De repente Jared habló muy serio.
—Te estoy diciendo que nadie te culpa de lo sucedido en Montreal. De hecho, hay mucha gente impresionada porque salvaste a ese tipo. Te aseguro que todo el mundo cree que dejarás de ser un soldado raso dentro de poco. Ya sabes, mandíbula arriba, haz tu trabajo y ya verás cómo todo mejorará muy pronto.
—¿Esto es una charla de motivación? —Al final pude sonreírle de nuevo.
—Es lo que quería decirte —respondió.
—¿Y cómo es que a ti te han ascendido mientras que Michael y yo tenemos que seguir matándonos a trabajar?
Jared soltó una carcajada.
—Me han ascendido antes que a Michael porque nuestro amigo, bendito sea, es un inútil. Es un gran asesino, pero lo suyo es un don. Ya está donde tiene que estar. Ya está donde puede rendir más. Y me han ascendido antes que a ti porque tienes que aclararte las ideas. En cuanto lo hagas, pasarás a verme por el espejo retrovisor. —Tomó un sorbo de su Manhattan. Ahora era él quien estaba celoso—. Deberías oír lo que dicen de ti.
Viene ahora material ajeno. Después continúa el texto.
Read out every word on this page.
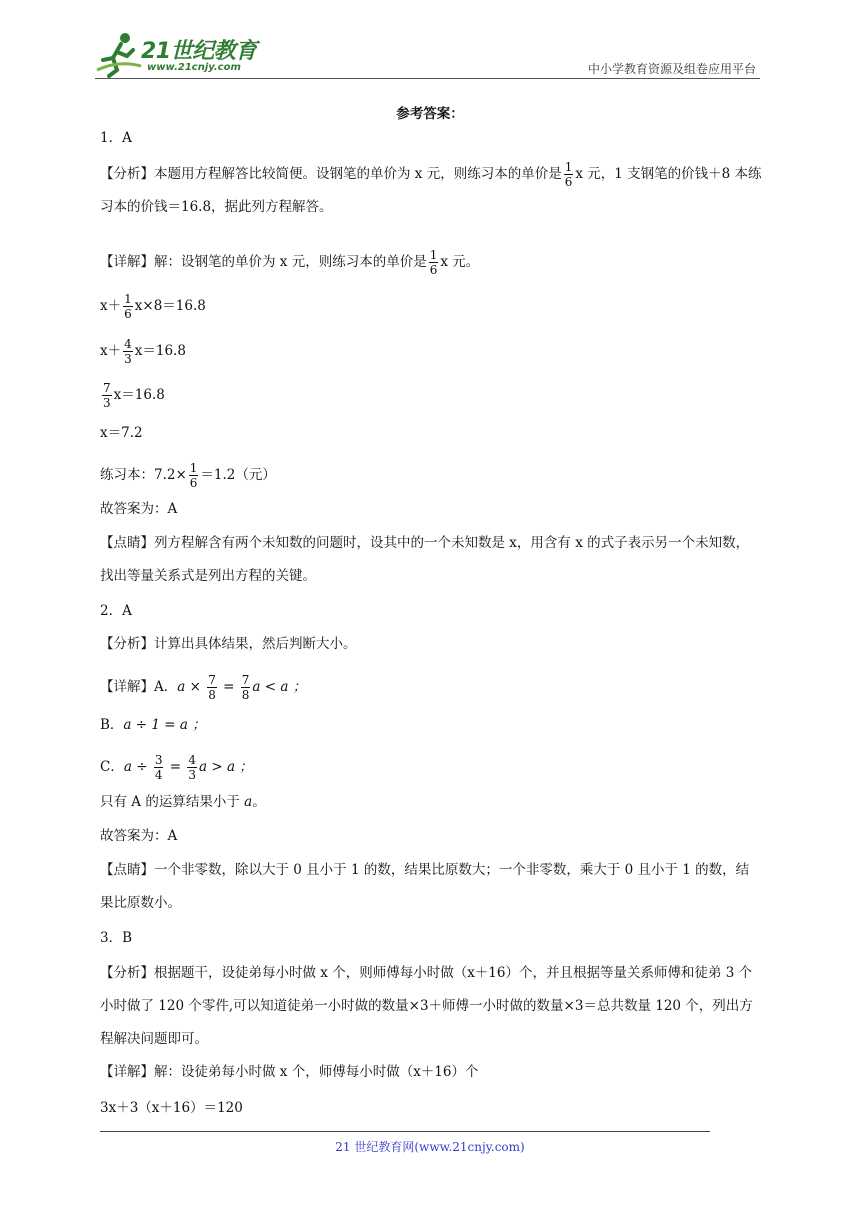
21世纪教育
www.21cnjy.com	中小学教育资源及组卷应用平台
参考答案：
1．A
【分析】本题用方程解答比较简便。设钢笔的单价为 x 元，则练习本的单价是 $\frac{1}{6}$ x 元，1 支钢笔的价钱＋8 本练习本的价钱＝16.8，据此列方程解答。
【详解】解：设钢笔的单价为 x 元，则练习本的单价是 $\frac{1}{6}$ x 元。
$x+ \frac{1}{6} x\times 8=16.8$
$x+ \frac{4}{3} x=16.8$
$\frac{7}{3} x=16.8$
x＝7.2
练习本：$7.2\times \frac{1}{6} =1.2$（元）
故答案为：A
【点睛】列方程解含有两个未知数的问题时，设其中的一个未知数是 x，用含有 x 的式子表示另一个未知数，找出等量关系式是列出方程的关键。
2．A
【分析】计算出具体结果，然后判断大小。
【详解】A．$a \times \frac{7}{8} = \frac{7}{8}$ a < a ；
B．a ÷ 1 = a ；
C．$a \div \frac{3}{4} = \frac{4}{3}$ a > a ；
只有 A 的运算结果小于 a。
故答案为：A
【点睛】一个非零数，除以大于 0 且小于 1 的数，结果比原数大；一个非零数，乘大于 0 且小于 1 的数，结果比原数小。
3．B
【分析】根据题干，设徒弟每小时做 x 个，则师傅每小时做（x＋16）个，并且根据等量关系师傅和徒弟 3 个小时做了 120 个零件,可以知道徒弟一小时做的数量×3＋师傅一小时做的数量×3＝总共数量 120 个，列出方程解决问题即可。
【详解】解：设徒弟每小时做 x 个，师傅每小时做（x＋16）个
3x＋3（x＋16）＝120
21 世纪教育网(www.21cnjy.com)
Creen más ellos en ti que tú mismo.
Me entraron ganas de preguntarle por qué. Quise preguntarle qué había oído exactamente, pero no tuve valor.
—Entonces, ¿te alegras por mí o no? —preguntó Jared.
—Venga —respondí—. Ya sabes que sí.
—El hecho de me hayan asignado a ti es muy importante para mí, y no solo porque seamos buenos amigos. Significa mucho para mí por lo que podríamos llegar a conseguir juntos. Creo de verdad que podemos marcar la diferencia.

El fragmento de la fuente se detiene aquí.